Planting progress improves across the upper Midwest

Planting progress improves across the upper Midwest

Across the Corn Belt, warm, dry weather across the upper Midwest is helping producers make significant progress in areas where planting has been significantly delayed. On May 13 in Minnesota, planting progress for both corn (40% complete) and soybeans (11% complete) was at least 25 percentage points behind the 5-year averages.

On the Plains, warmth is promoting crop emergence and growth. Dry weather favors previously delayed planting efforts on the northern Plains, while beneficial showers dot the southern Plains. On May 13, topsoil moisture was rated at least one-half very short to short in Texas (72%), Kansas (60%), and Oklahoma (59%).

In the South, warm, humid weather accompanies widespread showers. One exception is the western Gulf Coast region, where hot, dry weather prevails. Although Southeastern showers are slowing fieldwork, the wetter conditions are easing concerns about short-term dryness that had developed in the southern Atlantic states.

In the West, widely scattered showers are occurring across the northern half of the region. However, melting snow continues to induce flooding along several Northwestern rivers, especially those emanating from the northern Rockies. Meanwhile, dry, breezy weather prevails in the drought-stricken Southwest; 100% of Arizona’s rangeland and pastures were rated in very poor to poor condition on May 13.
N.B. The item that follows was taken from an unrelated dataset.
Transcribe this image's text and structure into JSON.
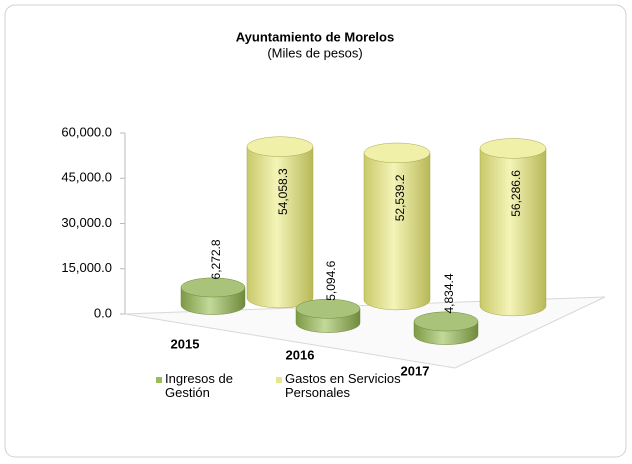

A non-tropical low-pressure system over the northeastern Gulf of Mexico will drift northward, maintaining the threat of heavy rain (locally 2 to 5 inches or more) from Florida into southern New England. Flooding may occur in the northern Mid-Atlantic States, where soils have become locally saturated in recent days. Meanwhile, unsettled, showery weather will also prevail in several other regions, including the Plains, Northwest, and upper Midwest, with 1- to 3-inch totals possible in a few locations. In contrast, dry weather will prevail in southern California, the Desert Southwest, and the western Gulf Coast region. Late in the week, cool air will overspread several regions, including the northern and central Plains, the upper Midwest, and the Northwest.

Looking ahead, the 6- to 10-day outlook calls for the likelihood of warmer- and wetter-than-normal weather across most of the country. Near-normal temperatures will be mostly confined to central and southern California, while below-normal rainfall should be limited to southern Texas and along the Canadian border from Montana to Maine.